Ботик пробовал завязать беседу с высоким джентльменом в стетсоновской шляпе, тренируясь в английском. Ангелина стояла у борта и смотрела, как братья смешно кружились под музыку, размахивая невпопад руками. Вдруг она обхватила Геру и Валю, прижала к себе и тихо сказала:
– Meine lieben Kinder, ich werde immer bei euch sein… immer…
[31]
Когда боль унималась, Иона любил что-то напевать, однажды мы слышим, он тихо поет «Hello, Dolly…». Яр схватил кларнет и стал аккомпанировать. Это было что-то!
Из больницы Блюмкина выписали. («В данном случае медицина бессильна», – развел руками доктор.) Что ж, Ботик с Герой привезли Иону обратно в Валентиновку. Бабушка Ангелина постелила ему в святая святых, за портьерой.
В большой комнате на деревянном карнизе от потолка до пола ниспадала плотная темно-коричневая набивная портьера, она делила гостиную на две части и крепилась на деревянных кольцах. А когда ее распахивали, кольца стучали друг об друга, и такой поднимался веселый перестук! За этой нашей вечной портьерой, где обыкновенно укладывали спать детей, медленно и неумолимо погружался в небытие музыкант Иона Блюмкин.

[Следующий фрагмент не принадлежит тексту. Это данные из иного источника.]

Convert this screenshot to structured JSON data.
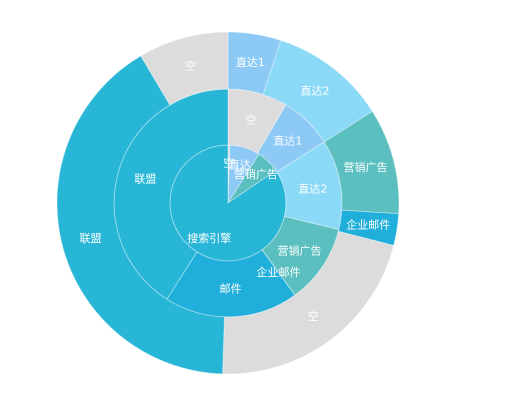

В его изголовье стояла дедушкина радиола. Там была костяная ручка с углублениями для большого и указательного пальцев, если ее покрутить – короткая малиновая риска двигалась вдоль горизонтальной ртутной шкалы: Прага, Лондон, Варшава, Нью-Йорк, Берлин, Париж… Заморские голоса, знакомые и неведомые наречия, музыкальные рулады, шум глушилок или вдруг азбука Морзе отзывались на ее малиновое прикосновение.
Сначала он прислушивался к словам, стараясь понять, о чем идет разговор, потом это стало неважно, просто льется людская речь, сквозь большое слуховое окно мир входил за портьеру, наполнял все жизнью, приятной суетой. Многоголосье развеивало чувство одиночества и тоски, вытесняя дурные мысли о неизбежности конца. Потом одна только музыка дарила ощущение надежды, пусть мимолетное, но ближе и ближе за музыкой и голосами угадывалось потрескивание бездонного эфира.